The court reinforced the responsibility of governments to consult and accommodate on decisions related to that land.

But the more recent Grassy Narrows decision found that the Ontario government was justified in issuing a logging permit on that First Nation’s traditional territory despite objections.

The two decisions serve as useful “book ends” when considering the limits of aboriginal rights in Canada, said Coates.

“One decision says if the First Nations don’t have treaties, you better treat them as though they have treaties. You better make sure that you respect their rights to the land and resources and their rights to share in the benefits of any development.

“On the other hand, they do not have a veto over all development. The territories and provinces will have considerable sway and control and if the First Nation is unreasonable in demanding more consultation or not participating in consultation processes, then in fact the province or the territory can proceed with the development.”

Both the White River First Nation and the B.C.-based Kaska Dena Council have called the Yukon government back to the negotiating table in the wake of the Tsilhqot’in judgement, arguing their legal position has been reinforced and strengthened by the decision.

Dave Porter, chief negotiator for the Kaska Dena Council, told the News this month that pursuing claims through the courts could ultimately lead to all of southeast Yukon being declared Kaska title land.

But un-treatied First Nations should not expect to automatically be treated as an identical case to the Tsilhqot’in, said Coates.

“The Tsilhqot’in had a very, very special case in their very strong historic isolation from non-aboriginal people. They had one of the best cases anywhere in the country to make the argument for continued and exclusive Tsilhqot’in use of traditional lands. Most places have a much harder challenge getting over that bar.”

The Yukon government is currently reviewing the Tsilhqot’in decision and considering how it may impact relationships between the territory and First Nations, said Al Jones, policy director with Yukon’s aboriginal affairs group.

“It was obviously a significant decision,” he said.

But the Yukon government still considers the Umbrella Final Agreement, which is the foundation of the final agreements that 11 Yukon First Nations have signed, a relevant and attractive offer, he said.

Coates agreed.

‘The Yukon First Nation agreements are actually really impressive deals,” he said.

“I think the Yukon arrangement is one of the best in the world.”

But that doesn’t mean the interpretation of those agreements will not remain in question.
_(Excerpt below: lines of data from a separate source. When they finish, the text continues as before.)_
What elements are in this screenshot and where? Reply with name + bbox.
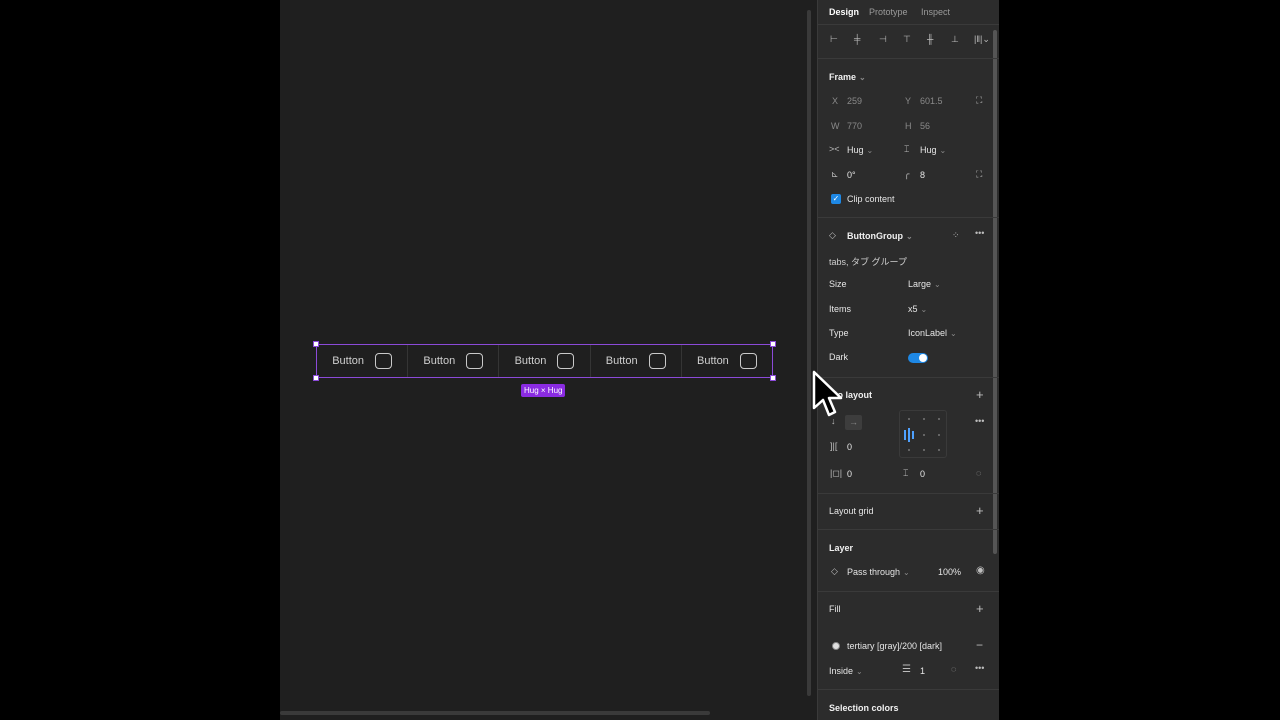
rotation-field[interactable]: 0° [847, 170, 856, 180]
resize-handle-bottom-right[interactable] [770, 375, 776, 381]
x-field[interactable]: 259 [847, 96, 862, 106]
dark-toggle[interactable] [908, 353, 928, 363]
rotation-icon: ⊾ [831, 169, 839, 179]
button-group-item[interactable]: Button [499, 345, 591, 377]
button-label: Button [332, 355, 364, 367]
individual-padding-icon[interactable]: ◌ [976, 469, 981, 478]
clip-content-label: Clip content [847, 194, 895, 204]
layout-grid-title: Layout grid [829, 506, 874, 516]
absolute-position-icon[interactable]: ⛶ [976, 96, 982, 105]
canvas-vertical-scrollbar[interactable] [807, 10, 811, 696]
square-icon [375, 353, 392, 369]
button-label: Button [514, 355, 547, 367]
tab-inspect[interactable]: Inspect [921, 7, 950, 17]
direction-horizontal-icon[interactable]: → [845, 415, 862, 430]
align-vertical-center-icon[interactable]: ╫ [927, 35, 933, 44]
size-tag: Hug × Hug [521, 384, 566, 397]
distribute-icon[interactable]: |‖|⌄ [974, 35, 990, 44]
vertical-resizing-icon: ⌶ [904, 144, 910, 154]
prop-select-type[interactable]: IconLabel ⌄ [908, 328, 957, 338]
opacity-field[interactable]: 100% [938, 567, 961, 577]
add-fill-icon[interactable]: + [976, 602, 984, 615]
prop-select-size[interactable]: Large ⌄ [908, 279, 941, 289]
resize-handle-bottom-left[interactable] [313, 375, 319, 381]
button-group-item[interactable]: Button [408, 345, 500, 377]
stroke-weight-icon: ☰ [902, 664, 911, 675]
fill-style-name[interactable]: tertiary [gray]/200 [dark] [847, 641, 942, 651]
tab-prototype[interactable]: Prototype [869, 7, 908, 17]
clip-content-checkbox[interactable]: ✓ [831, 194, 841, 204]
button-label: Button [423, 355, 456, 367]
stroke-weight-field[interactable]: 1 [920, 666, 925, 676]
more-options-icon[interactable]: ••• [975, 229, 984, 238]
item-spacing-icon: ]|[ [830, 441, 838, 451]
w-label: W [831, 121, 840, 131]
add-auto-layout-icon[interactable]: + [976, 388, 984, 401]
stroke-more-icon[interactable]: ••• [975, 664, 984, 673]
canvas-horizontal-scrollbar[interactable] [280, 711, 710, 715]
add-layout-grid-icon[interactable]: + [976, 504, 984, 517]
component-description: tabs, タブ グループ [829, 257, 907, 267]
button-group-item[interactable]: Button [317, 345, 409, 377]
corner-radius-field[interactable]: 8 [920, 170, 925, 180]
selection-colors-title: Selection colors [829, 703, 899, 713]
horizontal-padding-icon: |◻| [830, 468, 843, 478]
prop-label-items: Items [829, 304, 852, 314]
fill-swatch[interactable] [832, 642, 840, 650]
align-top-icon[interactable]: ⊤ [903, 35, 911, 44]
layer-title: Layer [829, 543, 854, 553]
square-icon [557, 353, 575, 369]
design-canvas[interactable]: Button Button Button Button Button Hug ×… [280, 0, 817, 720]
independent-corners-icon[interactable]: ⛶ [976, 170, 982, 179]
vertical-resizing-select[interactable]: Hug ⌄ [920, 145, 946, 155]
button-group-item[interactable]: Button [591, 345, 682, 377]
tab-design[interactable]: Design [829, 7, 859, 17]
w-field[interactable]: 770 [847, 121, 862, 131]
button-group-item[interactable]: Button [682, 345, 772, 377]
resize-handle-top-left[interactable] [313, 341, 319, 347]
item-spacing-field[interactable]: 0 [847, 442, 852, 452]
component-variants-icon[interactable]: ⁘ [952, 231, 960, 240]
corner-radius-icon: ╭ [904, 169, 910, 179]
x-label: X [832, 96, 839, 106]
align-horizontal-center-icon[interactable]: ╪ [854, 35, 860, 44]
vertical-padding-icon: ⌶ [903, 468, 909, 478]
button-label: Button [697, 355, 729, 367]
component-instance-icon: ◇ [829, 230, 836, 240]
panel-scrollbar[interactable] [993, 30, 997, 554]
prop-select-items[interactable]: x5 ⌄ [908, 304, 927, 314]
stroke-position-select[interactable]: Inside ⌄ [829, 666, 863, 676]
alignment-grid[interactable] [899, 410, 947, 458]
blend-mode-select[interactable]: Pass through ⌄ [847, 567, 910, 577]
horizontal-resizing-select[interactable]: Hug ⌄ [847, 145, 873, 155]
horizontal-resizing-icon: >< [829, 144, 840, 154]
frame-title[interactable]: Frame ⌄ [829, 72, 866, 82]
square-icon [739, 353, 757, 369]
auto-layout-more-icon[interactable]: ••• [975, 417, 984, 426]
square-icon [466, 353, 484, 369]
fill-title: Fill [829, 604, 841, 614]
align-right-icon[interactable]: ⊣ [879, 35, 887, 44]
stroke-sides-icon[interactable]: ◌ [951, 665, 956, 674]
eye-icon[interactable]: ◉ [976, 566, 985, 576]
h-field[interactable]: 56 [920, 121, 930, 131]
y-field[interactable]: 601.5 [920, 96, 943, 106]
y-label: Y [905, 96, 912, 106]
prop-label-dark: Dark [829, 352, 849, 362]
align-left-icon[interactable]: ⊢ [830, 35, 838, 44]
blend-mode-icon: ◇ [831, 566, 838, 576]
mouse-pointer-icon [812, 370, 843, 417]
component-name-select[interactable]: ButtonGroup ⌄ [847, 231, 913, 241]
h-label: H [905, 121, 912, 131]
square-icon [648, 353, 666, 369]
vertical-padding-field[interactable]: 0 [920, 469, 925, 479]
prop-label-type: Type [829, 328, 849, 338]
prop-label-size: Size [829, 279, 847, 289]
remove-fill-icon[interactable]: − [976, 639, 983, 651]
resize-handle-top-right[interactable] [770, 341, 776, 347]
button-group-frame[interactable]: Button Button Button Button Button [316, 344, 773, 378]
horizontal-padding-field[interactable]: 0 [847, 469, 852, 479]
button-label: Button [605, 355, 638, 367]
align-bottom-icon[interactable]: ⊥ [951, 35, 959, 44]
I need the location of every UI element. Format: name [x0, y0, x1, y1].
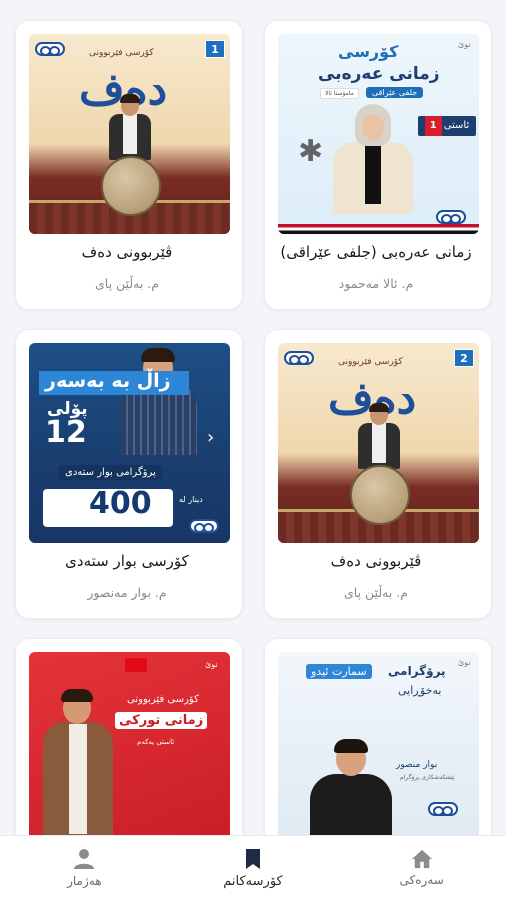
thumb-grade: 12: [45, 415, 87, 450]
brand-logo-icon: [189, 519, 219, 533]
course-card[interactable]: نوێ پرۆگرامی سمارت ئیدو بەخۆڕایی بوار من…: [264, 638, 492, 835]
thumb-price: 400: [89, 486, 152, 521]
drum-icon: [350, 465, 410, 525]
course-grid: نوێ کۆرسی زمانی عەرەبی جلفی عێراقی مامۆس…: [0, 0, 506, 835]
thumb-sub: کۆرسی فێربوونی: [338, 357, 403, 367]
course-thumbnail[interactable]: 1 کۆرسی فێربوونی دەف: [29, 34, 230, 234]
thumb-line1: کۆرسی فێربوونی: [127, 694, 199, 705]
nav-account[interactable]: هەژمار: [0, 836, 169, 900]
nav-home-label: سەرەکی: [399, 873, 444, 887]
thumb-pill: سمارت ئیدو: [306, 664, 372, 679]
nav-home[interactable]: سەرەکی: [337, 836, 506, 900]
thumb-pill: جلفی عێراقی: [366, 87, 424, 98]
course-thumbnail[interactable]: نوێ کۆرسی زمانی عەرەبی جلفی عێراقی مامۆس…: [278, 34, 479, 234]
nav-my-courses-label: کۆرسەکانم: [223, 873, 283, 889]
number-badge: 2: [454, 349, 474, 367]
new-tag: نوێ: [458, 40, 471, 49]
course-card[interactable]: نوێ کۆرسی فێربوونی زمانی تورکی ئاستی یەک…: [15, 638, 243, 835]
bookmark-icon: [246, 848, 260, 869]
course-thumbnail[interactable]: زاڵ بە بەسەر پۆلی 12 پرۆگرامی بوار ستەدی…: [29, 343, 230, 543]
course-title: کۆرسی بوار ستەدی: [65, 552, 189, 570]
course-title: ڤێربوونی دەف: [330, 552, 422, 570]
course-teacher: م. بوار مەنصور: [87, 585, 167, 600]
thumb-program: پرۆگرامی بوار ستەدی: [59, 465, 162, 480]
teacher-photo: [306, 739, 396, 835]
drum-icon: [101, 156, 161, 216]
course-title: ڤێربوونی دەف: [81, 243, 173, 261]
course-teacher: م. بەڵێن پای: [343, 585, 408, 600]
thumb-pill-teacher: مامۆستا ئالا: [320, 88, 359, 99]
nav-account-label: هەژمار: [67, 874, 102, 888]
thumb-currency: دینار لە: [179, 495, 203, 504]
thumb-line1: زاڵ بە بەسەر: [45, 370, 171, 392]
course-thumbnail[interactable]: نوێ پرۆگرامی سمارت ئیدو بەخۆڕایی بوار من…: [278, 652, 479, 835]
teacher-photo: [333, 104, 413, 214]
thumb-level-tag: ئاستی یەکەم: [137, 738, 175, 746]
thumb-line2: زمانی عەرەبی: [318, 64, 440, 84]
flag-strip: [278, 224, 479, 234]
course-card[interactable]: نوێ کۆرسی زمانی عەرەبی جلفی عێراقی مامۆس…: [264, 20, 492, 310]
chevron-right-icon: ›: [207, 427, 215, 448]
home-icon: [411, 849, 432, 869]
course-card[interactable]: 2 کۆرسی فێربوونی دەف ڤێربوونی دەف م. بەڵ…: [264, 329, 492, 619]
number-badge: 1: [205, 40, 225, 58]
thumb-teacher-sub: پێشکەشکاری پرۆگرام: [400, 774, 455, 781]
thumb-teacher-name: بوار منصور: [396, 760, 438, 770]
bottom-navigation: سەرەکی کۆرسەکانم هەژمار: [0, 835, 506, 900]
person-icon: [74, 849, 95, 869]
thumb-line2: بەخۆڕایی: [398, 684, 442, 697]
new-tag: نوێ: [205, 660, 218, 669]
brand-logo-icon: [284, 351, 314, 365]
course-thumbnail[interactable]: 2 کۆرسی فێربوونی دەف: [278, 343, 479, 543]
palm-icon: ✱: [298, 134, 324, 169]
turkey-flag-icon: [125, 658, 147, 672]
brand-logo-icon: [436, 210, 466, 224]
thumb-line2: زمانی تورکی: [115, 712, 208, 729]
teacher-photo: [119, 348, 199, 455]
course-card[interactable]: 1 کۆرسی فێربوونی دەف ڤێربوونی دەف م. بەڵ…: [15, 20, 243, 310]
course-teacher: م. بەڵێن پای: [94, 276, 159, 291]
course-title: زمانی عەرەبی (جلفی عێراقی): [280, 243, 472, 261]
new-tag: نوێ: [458, 658, 471, 667]
course-thumbnail[interactable]: نوێ کۆرسی فێربوونی زمانی تورکی ئاستی یەک…: [29, 652, 230, 835]
nav-my-courses[interactable]: کۆرسەکانم: [169, 836, 338, 900]
teacher-photo: [43, 689, 113, 835]
brand-logo-icon: [428, 802, 458, 816]
thumb-line1: کۆرسی: [338, 42, 399, 61]
level-badge: ئاستی1: [418, 116, 476, 136]
course-teacher: م. ئالا مەحمود: [338, 276, 414, 291]
course-card[interactable]: زاڵ بە بەسەر پۆلی 12 پرۆگرامی بوار ستەدی…: [15, 329, 243, 619]
thumb-line1: پرۆگرامی: [388, 664, 446, 678]
thumb-sub: کۆرسی فێربوونی: [89, 48, 154, 58]
brand-logo-icon: [35, 42, 65, 56]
Such is the case with the recent case heard in Yukon’s Supreme Court over the land use plan for the Peel watershed.

During the trial last week, counsel for the Yukon government argued that the most important thing is that the government consult with First Nations before implementing its land use plan on non-settlement lands.

But Thomas Berger argued on behalf of First Nations and environmental groups that the government is bound additionally by the land use planning process outlined in the Umbrella Final Agreement. The final plan must therefore follow from the planning commission’s work.

The Peel case is somewhat special in that it is not only First Nations but environmental groups and members of the public bringing the legal challenge forward, said Coates.

“It’s not just a First Nations issue. It’s environmentalists and other Yukoners who are opposed to the wilderness being opened up.”

Justice Ron Veale is expected to issue a decision in the coming months. It is very likely that he will pay special attention to the recent Supreme Court rulings in making his judgement.